Re-elected in 1957, he again joined the same commission and presided over it during his final term (1957–1961).

After leaving Congress, he devoted himself to agricultural production, managing his estate La Gloria in the commune of Los Andes, mainly focused on fruit growing.
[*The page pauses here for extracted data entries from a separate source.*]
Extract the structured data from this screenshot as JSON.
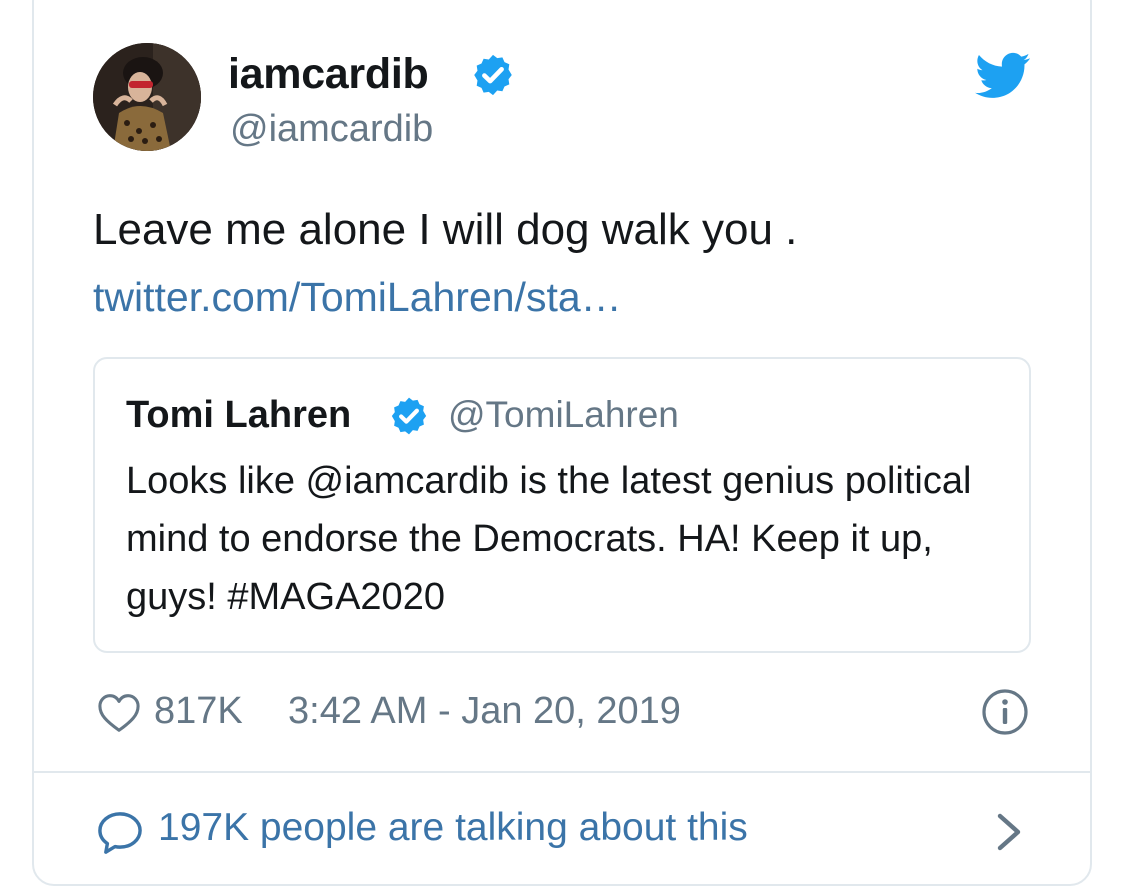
{
  "tweet": {
    "display_name": "iamcardib",
    "handle": "@iamcardib",
    "text": "Leave me alone I will dog walk you .",
    "link": "twitter.com/TomiLahren/sta…",
    "likes": "817K",
    "timestamp": "3:42 AM - Jan 20, 2019"
  },
  "quoted": {
    "display_name": "Tomi Lahren",
    "handle": "@TomiLahren",
    "text": "Looks like @iamcardib is the latest genius political mind to endorse the Democrats. HA! Keep it up, guys! #MAGA2020"
  },
  "footer": {
    "talking_text": "197K people are talking about this"
  },
  "icons": {
    "verified": "verified-badge-icon",
    "brand": "twitter-bird-icon",
    "like": "heart-icon",
    "info": "info-icon",
    "reply": "reply-bubble-icon",
    "chevron": "chevron-right-icon"
  },
  "colors": {
    "verified_blue": "#1da1f2",
    "link_blue": "#3b74a8",
    "muted_gray": "#657786",
    "text_dark": "#14171a",
    "border": "#e1e8ed"
  }
}
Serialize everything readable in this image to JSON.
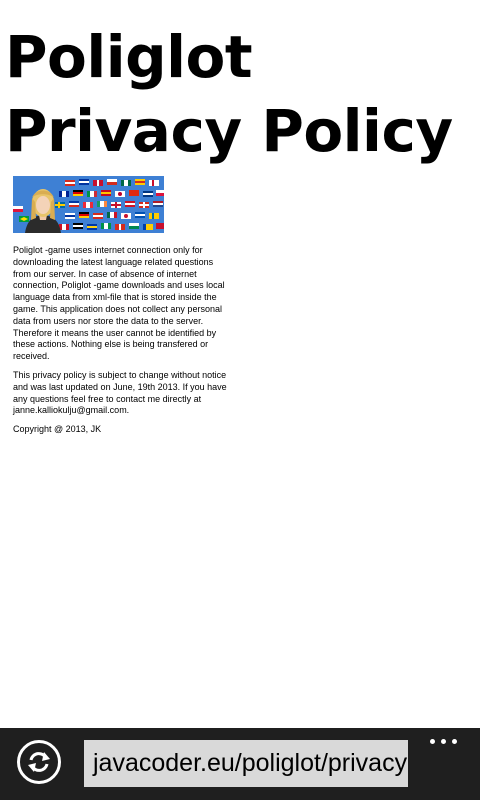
{
  "page": {
    "title": "Poliglot Privacy Policy",
    "image_alt": "woman in front of world flags",
    "paragraphs": [
      "Poliglot -game uses internet connection only for downloading the latest language related questions from our server. In case of absence of internet connection, Poliglot -game downloads and uses local language data from xml-file that is stored inside the game. This application does not collect any personal data from users nor store the data to the server. Therefore it means the user cannot be identified by these actions. Nothing else is being transfered or received.",
      "This privacy policy is subject to change without notice and was last updated on June, 19th 2013. If you have any questions feel free to contact me directly at janne.kalliokulju@gmail.com.",
      "Copyright @ 2013, JK"
    ]
  },
  "appbar": {
    "url": "javacoder.eu/poliglot/privacy",
    "refresh_icon": "refresh-icon",
    "more_icon": "more-dots-icon"
  },
  "colors": {
    "appbar_bg": "#1f1f1f",
    "url_bg": "#d9d9d9",
    "page_bg": "#ffffff"
  }
}
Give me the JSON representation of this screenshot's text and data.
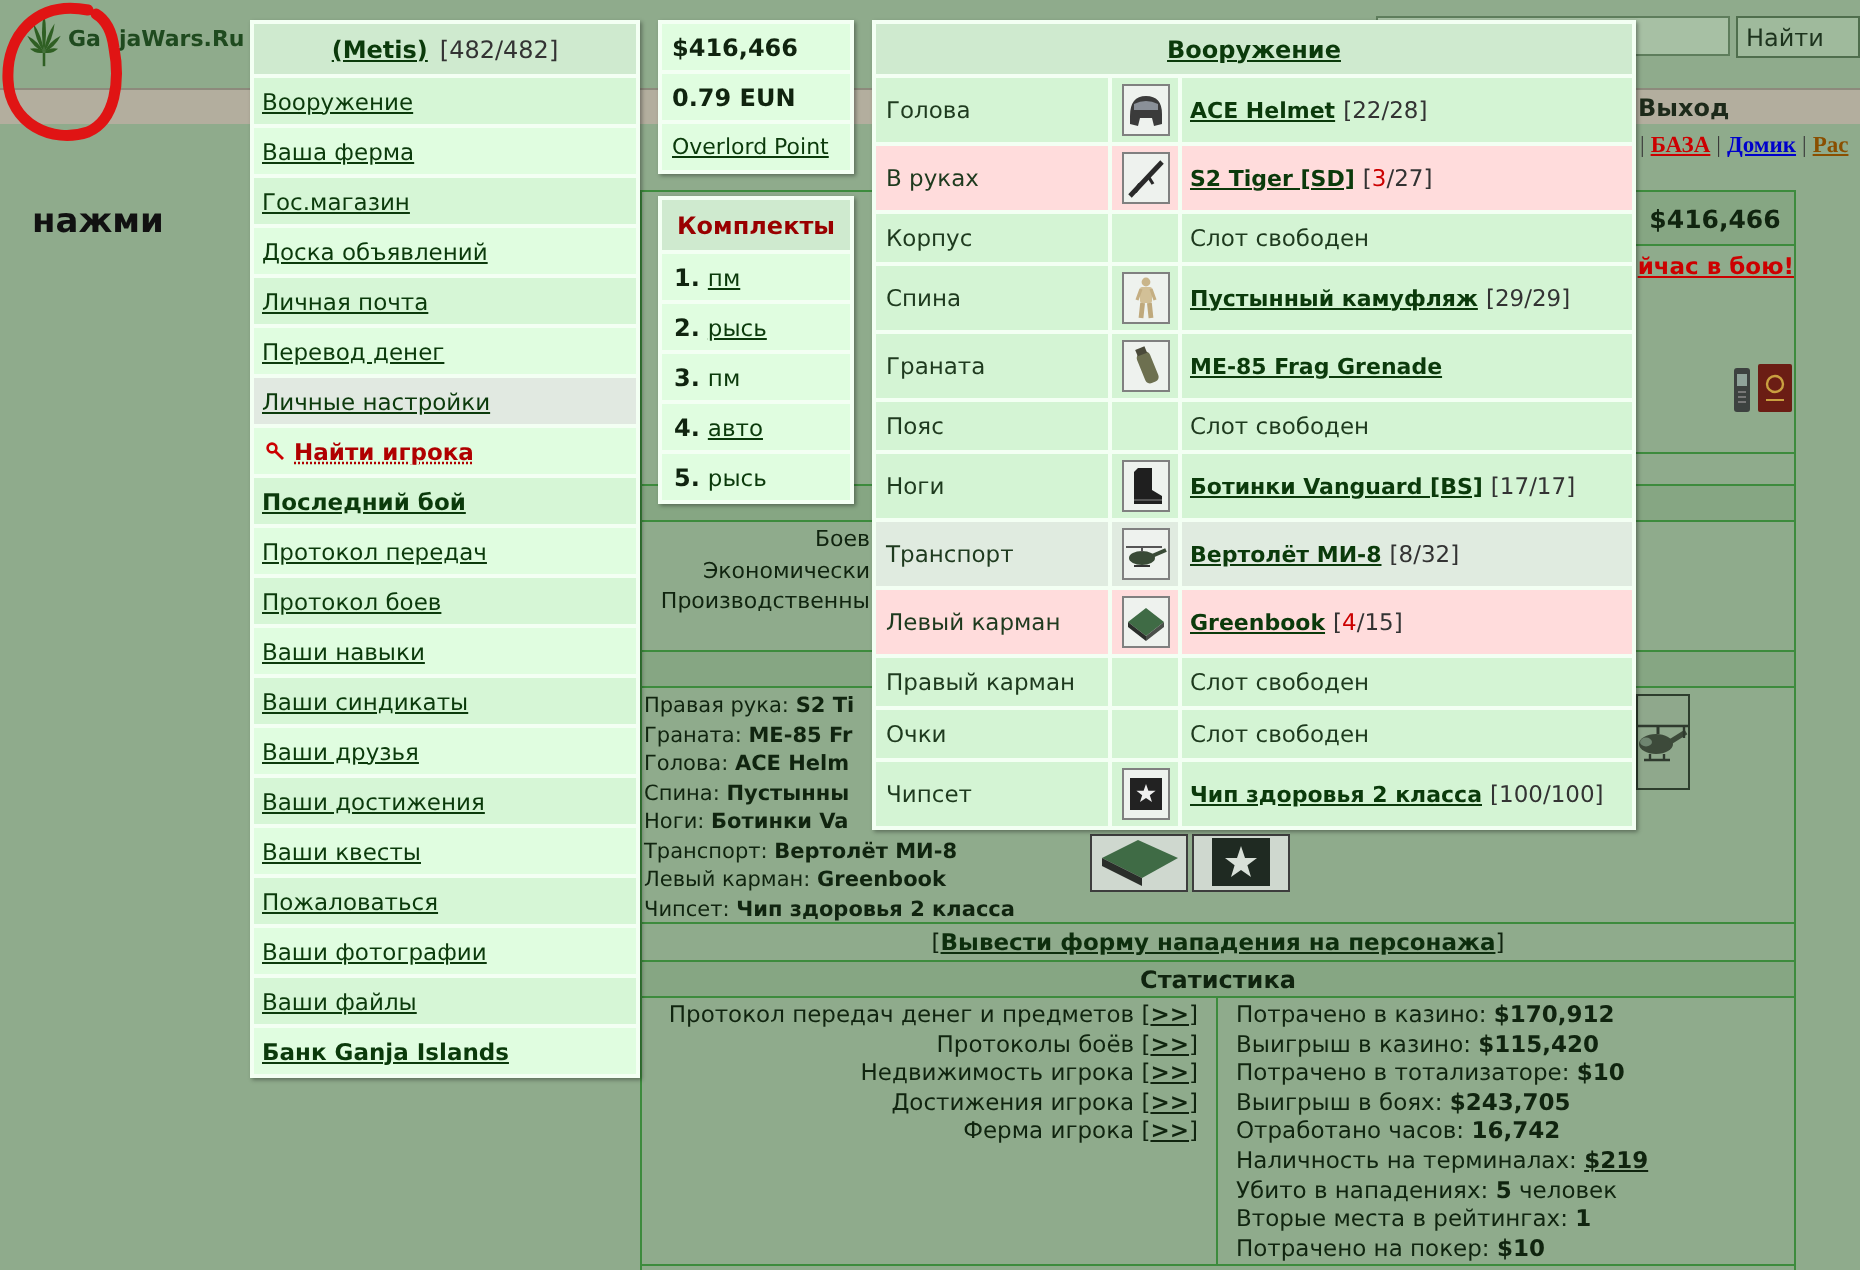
{
  "header": {
    "logo_parts": [
      "Ga",
      "jaWars.Ru"
    ],
    "search_button": "Найти"
  },
  "menu_bar": {
    "logout": "Выход"
  },
  "nav_links": [
    {
      "separator": "|",
      "text": "БАЗА",
      "color": "#cc0000"
    },
    {
      "separator": "|",
      "text": "Домик",
      "color": "#0000cc"
    },
    {
      "separator": "|",
      "text": "Рас",
      "color": "#8a4f00"
    }
  ],
  "hint": "нажми",
  "user_menu": {
    "player": "(Metis)",
    "health": "[482/482]",
    "items": [
      {
        "label": "Вооружение",
        "kind": "link",
        "highlighted": false
      },
      {
        "label": "Ваша ферма",
        "kind": "link",
        "highlighted": false
      },
      {
        "label": "Гос.магазин",
        "kind": "link",
        "highlighted": false
      },
      {
        "label": "Доска объявлений",
        "kind": "link",
        "highlighted": false
      },
      {
        "label": "Личная почта",
        "kind": "link",
        "highlighted": false
      },
      {
        "label": "Перевод денег",
        "kind": "link",
        "highlighted": false
      },
      {
        "label": "Личные настройки",
        "kind": "link",
        "highlighted": true
      },
      {
        "label": "Найти игрока",
        "kind": "find",
        "highlighted": false
      },
      {
        "label": "Последний бой",
        "kind": "bold",
        "highlighted": false
      },
      {
        "label": "Протокол передач",
        "kind": "link",
        "highlighted": false
      },
      {
        "label": "Протокол боев",
        "kind": "link",
        "highlighted": false
      },
      {
        "label": "Ваши навыки",
        "kind": "link",
        "highlighted": false
      },
      {
        "label": "Ваши синдикаты",
        "kind": "link",
        "highlighted": false
      },
      {
        "label": "Ваши друзья",
        "kind": "link",
        "highlighted": false
      },
      {
        "label": "Ваши достижения",
        "kind": "link",
        "highlighted": false
      },
      {
        "label": "Ваши квесты",
        "kind": "link",
        "highlighted": false
      },
      {
        "label": "Пожаловаться",
        "kind": "link",
        "highlighted": false
      },
      {
        "label": "Ваши фотографии",
        "kind": "link",
        "highlighted": false
      },
      {
        "label": "Ваши файлы",
        "kind": "link",
        "highlighted": false
      },
      {
        "label": "Банк Ganja Islands",
        "kind": "bold",
        "highlighted": false
      }
    ]
  },
  "wallet": [
    {
      "text": "$416,466",
      "kind": "amount"
    },
    {
      "text": "0.79 EUN",
      "kind": "amount"
    },
    {
      "text": "Overlord Point",
      "kind": "link"
    }
  ],
  "kits": {
    "title": "Комплекты",
    "items": [
      {
        "number": "1.",
        "name": "пм",
        "linked": true
      },
      {
        "number": "2.",
        "name": "рысь",
        "linked": true
      },
      {
        "number": "3.",
        "name": "пм",
        "linked": false
      },
      {
        "number": "4.",
        "name": "авто",
        "linked": true
      },
      {
        "number": "5.",
        "name": "рысь",
        "linked": false
      }
    ]
  },
  "armory": {
    "title": "Вооружение",
    "slots": [
      {
        "slot": "Голова",
        "kind": "helmet",
        "item": "ACE Helmet",
        "durability": [
          "[",
          "22",
          "/28]"
        ],
        "worn": false,
        "highlighted": false
      },
      {
        "slot": "В руках",
        "kind": "rifle",
        "item": "S2 Tiger [SD]",
        "durability": [
          "[",
          "3",
          "/27]"
        ],
        "worn": true,
        "highlighted": false
      },
      {
        "slot": "Корпус",
        "kind": "empty",
        "item": "Слот свободен",
        "worn": false,
        "highlighted": false
      },
      {
        "slot": "Спина",
        "kind": "camo",
        "item": "Пустынный камуфляж",
        "durability": [
          "[",
          "29",
          "/29]"
        ],
        "worn": false,
        "highlighted": false
      },
      {
        "slot": "Граната",
        "kind": "grenade",
        "item": "ME-85 Frag Grenade",
        "worn": false,
        "highlighted": false
      },
      {
        "slot": "Пояс",
        "kind": "empty",
        "item": "Слот свободен",
        "worn": false,
        "highlighted": false
      },
      {
        "slot": "Ноги",
        "kind": "boots",
        "item": "Ботинки Vanguard [BS]",
        "durability": [
          "[",
          "17",
          "/17]"
        ],
        "worn": false,
        "highlighted": false
      },
      {
        "slot": "Транспорт",
        "kind": "helicopter",
        "item": "Вертолёт МИ-8",
        "durability": [
          "[",
          "8",
          "/32]"
        ],
        "worn": false,
        "highlighted": true
      },
      {
        "slot": "Левый карман",
        "kind": "book",
        "item": "Greenbook",
        "durability": [
          "[",
          "4",
          "/15]"
        ],
        "worn": true,
        "highlighted": false
      },
      {
        "slot": "Правый карман",
        "kind": "empty",
        "item": "Слот свободен",
        "worn": false,
        "highlighted": false
      },
      {
        "slot": "Очки",
        "kind": "empty",
        "item": "Слот свободен",
        "worn": false,
        "highlighted": false
      },
      {
        "slot": "Чипсет",
        "kind": "chip",
        "item": "Чип здоровья 2 класса",
        "durability": [
          "[",
          "100",
          "/100]"
        ],
        "worn": false,
        "highlighted": false
      }
    ]
  },
  "profile": {
    "balance": "$416,466",
    "status": "йчас в бою!",
    "stat_labels": [
      "Боев",
      "Экономически",
      "Производственны"
    ],
    "equipment": [
      {
        "label": "Правая рука:",
        "value": "S2 Ti"
      },
      {
        "label": "Граната:",
        "value": "ME-85 Fr"
      },
      {
        "label": "Голова:",
        "value": "ACE Helm"
      },
      {
        "label": "Спина:",
        "value": "Пустынны"
      },
      {
        "label": "Ноги:",
        "value": "Ботинки Va"
      },
      {
        "label": "Транспорт:",
        "value": "Вертолёт МИ-8"
      },
      {
        "label": "Левый карман:",
        "value": "Greenbook"
      },
      {
        "label": "Чипсет:",
        "value": "Чип здоровья 2 класса"
      }
    ],
    "attack": [
      "[",
      "Вывести форму нападения на персонажа",
      "]"
    ]
  },
  "statistics": {
    "title": "Статистика",
    "protocols": [
      {
        "label": "Протокол передач денег и предметов",
        "link": [
          "[",
          ">>",
          "]"
        ]
      },
      {
        "label": "Протоколы боёв",
        "link": [
          "[",
          ">>",
          "]"
        ]
      },
      {
        "label": "Недвижимость игрока",
        "link": [
          "[",
          ">>",
          "]"
        ]
      },
      {
        "label": "Достижения игрока",
        "link": [
          "[",
          ">>",
          "]"
        ]
      },
      {
        "label": "Ферма игрока",
        "link": [
          "[",
          ">>",
          "]"
        ]
      }
    ],
    "totals": [
      {
        "label": "Потрачено в казино:",
        "value": "$170,912",
        "linked": false
      },
      {
        "label": "Выигрыш в казино:",
        "value": "$115,420",
        "linked": false
      },
      {
        "label": "Потрачено в тотализаторе:",
        "value": "$10",
        "linked": false
      },
      {
        "label": "Выигрыш в боях:",
        "value": "$243,705",
        "linked": false
      },
      {
        "label": "Отработано часов:",
        "value": "16,742",
        "linked": false
      },
      {
        "label": "Наличность на терминалах:",
        "value": "$219",
        "linked": true
      },
      {
        "label": "Убито в нападениях:",
        "value": "5",
        "suffix": "человек",
        "linked": false
      },
      {
        "label": "Вторые места в рейтингах:",
        "value": "1",
        "linked": false
      },
      {
        "label": "Потрачено на покер:",
        "value": "$10",
        "linked": false
      }
    ]
  }
}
In 1970, Ríos Igualt moved to Spain, where he practiced law in Madrid, Almería, and Granada until returning to Chile in 1997. He was a founding member of the Hogar de Cristo, and belonged to both the Club de La Unión and the Automóvil Club de Chile.

==Death==
He died in Santiago on 26 September 2011 at 93 years of age.

==Bibliography==
- Valencia Aravía, Luis (1986). Anales de la República: Registros de los ciudadanos que han integrado los Poderes Ejecutivo y Legislativo. 2nd ed. Santiago: Editorial Andrés Bello.
- De Ramón, Armando (2003). Biografías de chilenos: Miembros de los poderes Ejecutivo, Legislativo y Judicial. Vol. III. Santiago: Ediciones Universidad Católica de Chile.
- Castillo Infante, Fernando (1996). Diccionario Histórico y Biográfico de Chile. 6th ed. Santiago: Editorial Zig-Zag.